Hace poco más de dos años una de mis notas para Hilario empezaba con el amor de mi mamá por el teatro. Ese sábado la había llamado, como todos los días, y me contó la pieza que había visto en la víspera. La nota se escribió sola, mezclando lo que me decía e inventaba con mis obsesiones por las ficciones en las que transcurre la historia del país.
Mi mamá también apareció en otro artículo, ese donde mencionaba su pasión por el cine que, a pesar de todo, continuaba desde su convalecencia. Todavía no sabíamos que no volvería a sentarse en ninguna sala: las ganas de ir al cine, encendidas por mi bisabuelo hace 80 años, un día se apagaron. No hubo manera, tampoco un por qué. Sin embargo, siguió yendo al teatro, a pesar de su fatiga, a pesar de que lo que veía ya no le gustaba: como decía en mi nota de 2023, ahí respiraba y volvía a vivir. Ahora ya no puede; desde hoy, es un puñado de cenizas y yo, un manojo de lágrimas.
Se me perdonará entonces esta colección de recuerdos, este intento de determinar cuál fue la primera película, la primera obra de teatro, el primer museo, el primer libro, la primera excursión a la que ella nos llevó en su Citroen, en tren, caminando o en colectivo, sola o con mi hermano, o con mis abuelos. Porque a los viajes largos, a los restaurantes, íbamos los cuatro y en Torino, mientras que las boutiques y las zapaterías… eran el dominio de mi papá.

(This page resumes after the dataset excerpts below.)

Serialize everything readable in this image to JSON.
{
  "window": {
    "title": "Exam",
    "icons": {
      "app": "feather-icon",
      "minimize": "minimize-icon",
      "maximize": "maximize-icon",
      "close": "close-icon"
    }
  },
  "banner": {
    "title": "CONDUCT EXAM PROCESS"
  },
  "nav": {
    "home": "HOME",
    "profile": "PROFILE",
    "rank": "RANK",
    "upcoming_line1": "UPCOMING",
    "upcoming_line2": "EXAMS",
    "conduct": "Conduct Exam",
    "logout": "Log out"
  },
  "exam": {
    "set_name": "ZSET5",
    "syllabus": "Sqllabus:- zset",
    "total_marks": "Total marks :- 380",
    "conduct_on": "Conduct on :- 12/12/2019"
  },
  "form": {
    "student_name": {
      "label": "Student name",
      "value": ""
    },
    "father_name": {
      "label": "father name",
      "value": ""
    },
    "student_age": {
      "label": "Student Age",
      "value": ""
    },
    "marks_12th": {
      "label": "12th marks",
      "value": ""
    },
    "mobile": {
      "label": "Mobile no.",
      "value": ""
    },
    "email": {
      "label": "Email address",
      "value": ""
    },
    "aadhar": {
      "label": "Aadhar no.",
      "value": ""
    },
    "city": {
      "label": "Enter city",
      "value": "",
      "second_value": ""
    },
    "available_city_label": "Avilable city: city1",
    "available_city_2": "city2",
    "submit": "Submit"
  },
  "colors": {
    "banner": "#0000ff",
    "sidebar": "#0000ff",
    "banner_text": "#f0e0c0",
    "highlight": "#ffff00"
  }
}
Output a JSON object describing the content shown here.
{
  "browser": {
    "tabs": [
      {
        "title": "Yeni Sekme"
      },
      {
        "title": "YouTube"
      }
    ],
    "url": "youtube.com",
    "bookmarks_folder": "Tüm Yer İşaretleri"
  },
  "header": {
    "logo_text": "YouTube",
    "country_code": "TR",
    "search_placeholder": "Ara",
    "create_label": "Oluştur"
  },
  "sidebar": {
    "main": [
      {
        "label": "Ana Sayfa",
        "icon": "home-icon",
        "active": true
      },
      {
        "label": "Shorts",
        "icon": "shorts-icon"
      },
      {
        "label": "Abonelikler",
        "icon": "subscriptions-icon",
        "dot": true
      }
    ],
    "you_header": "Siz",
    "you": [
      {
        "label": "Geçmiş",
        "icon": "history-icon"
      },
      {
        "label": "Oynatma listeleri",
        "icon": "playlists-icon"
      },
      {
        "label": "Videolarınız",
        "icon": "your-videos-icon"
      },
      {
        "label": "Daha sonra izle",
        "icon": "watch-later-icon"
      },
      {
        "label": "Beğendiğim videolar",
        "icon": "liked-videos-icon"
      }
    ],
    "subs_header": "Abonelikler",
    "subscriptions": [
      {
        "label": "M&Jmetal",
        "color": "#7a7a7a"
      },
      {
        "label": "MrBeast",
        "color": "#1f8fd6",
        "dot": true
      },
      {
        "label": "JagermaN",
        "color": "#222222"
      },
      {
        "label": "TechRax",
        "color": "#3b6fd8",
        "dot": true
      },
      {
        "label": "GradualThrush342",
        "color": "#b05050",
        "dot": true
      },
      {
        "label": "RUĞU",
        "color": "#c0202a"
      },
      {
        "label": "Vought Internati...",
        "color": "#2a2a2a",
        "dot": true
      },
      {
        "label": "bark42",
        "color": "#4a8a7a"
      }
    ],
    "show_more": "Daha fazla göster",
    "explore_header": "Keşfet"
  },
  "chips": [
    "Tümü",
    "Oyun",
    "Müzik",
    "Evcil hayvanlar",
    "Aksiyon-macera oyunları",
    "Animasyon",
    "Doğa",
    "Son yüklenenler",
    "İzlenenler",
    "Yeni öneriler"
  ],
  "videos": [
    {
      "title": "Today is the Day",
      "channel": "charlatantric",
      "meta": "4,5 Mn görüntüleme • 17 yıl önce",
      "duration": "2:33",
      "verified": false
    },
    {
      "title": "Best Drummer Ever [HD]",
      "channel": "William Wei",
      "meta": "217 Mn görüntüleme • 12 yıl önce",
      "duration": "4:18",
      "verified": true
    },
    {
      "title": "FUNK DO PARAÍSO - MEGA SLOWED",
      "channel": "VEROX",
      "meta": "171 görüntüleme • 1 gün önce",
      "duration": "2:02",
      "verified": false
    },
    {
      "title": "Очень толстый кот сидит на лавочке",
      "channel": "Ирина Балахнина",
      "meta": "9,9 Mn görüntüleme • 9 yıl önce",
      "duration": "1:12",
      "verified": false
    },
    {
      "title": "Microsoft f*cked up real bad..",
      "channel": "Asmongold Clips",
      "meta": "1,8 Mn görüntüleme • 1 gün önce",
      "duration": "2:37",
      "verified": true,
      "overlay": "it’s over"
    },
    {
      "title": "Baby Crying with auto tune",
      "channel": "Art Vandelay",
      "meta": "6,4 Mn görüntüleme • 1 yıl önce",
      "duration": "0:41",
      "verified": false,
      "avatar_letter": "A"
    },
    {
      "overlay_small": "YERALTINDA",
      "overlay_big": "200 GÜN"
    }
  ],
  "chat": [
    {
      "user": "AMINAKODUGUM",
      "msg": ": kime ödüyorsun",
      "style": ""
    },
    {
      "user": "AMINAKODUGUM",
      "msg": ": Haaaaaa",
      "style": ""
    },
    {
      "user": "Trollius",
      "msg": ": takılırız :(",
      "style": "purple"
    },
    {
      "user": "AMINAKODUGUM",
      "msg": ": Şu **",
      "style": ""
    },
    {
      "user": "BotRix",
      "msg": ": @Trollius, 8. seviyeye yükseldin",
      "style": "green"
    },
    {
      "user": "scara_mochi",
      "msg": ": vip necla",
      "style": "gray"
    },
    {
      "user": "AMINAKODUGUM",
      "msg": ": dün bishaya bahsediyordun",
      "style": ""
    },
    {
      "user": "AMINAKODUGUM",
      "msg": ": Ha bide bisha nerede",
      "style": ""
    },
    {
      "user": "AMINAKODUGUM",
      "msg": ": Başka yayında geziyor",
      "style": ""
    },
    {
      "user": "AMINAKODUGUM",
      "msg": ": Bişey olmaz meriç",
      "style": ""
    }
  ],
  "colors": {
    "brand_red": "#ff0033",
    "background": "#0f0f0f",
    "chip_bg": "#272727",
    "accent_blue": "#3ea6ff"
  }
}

¿Habrá sido La Polvorienta en el San Martín? Internet dice que esa parodia de la Cenicienta data del año 1969, cuando empezaba primer grado. Me parece algo tarde pero no se me ocurre otra anterior. Por lo visto era una obra de Laura Yáñez con música de Leda Valladares, protagonizada por Ivonne Fournery y con Cecilia Rosetto como la madrastra o una de sus, algo así como hermanas. Del reparto, a decir verdad, no me acuerdo, sí de la sala y de la calabaza, que era una pelota saltarina, naranja y con manijas, de esas que por entonces estaban de moda. Polvorienta llegaba a la fiesta a los saltos, propulsada por sus piernas, sin caballos ni bedeles, y al irse, lejos de perder el zapato, se lo revoleaba por la cabeza al príncipe a ver si espabilaba. El poder de la farsa y de la burla no impidió que, después del cumpleaños de una prima segunda adinerada, deseara una corona que mi mamá, en épocas de escasez, me compró en el Cotillón Quilmes, en secreto y con su sueldo de directora.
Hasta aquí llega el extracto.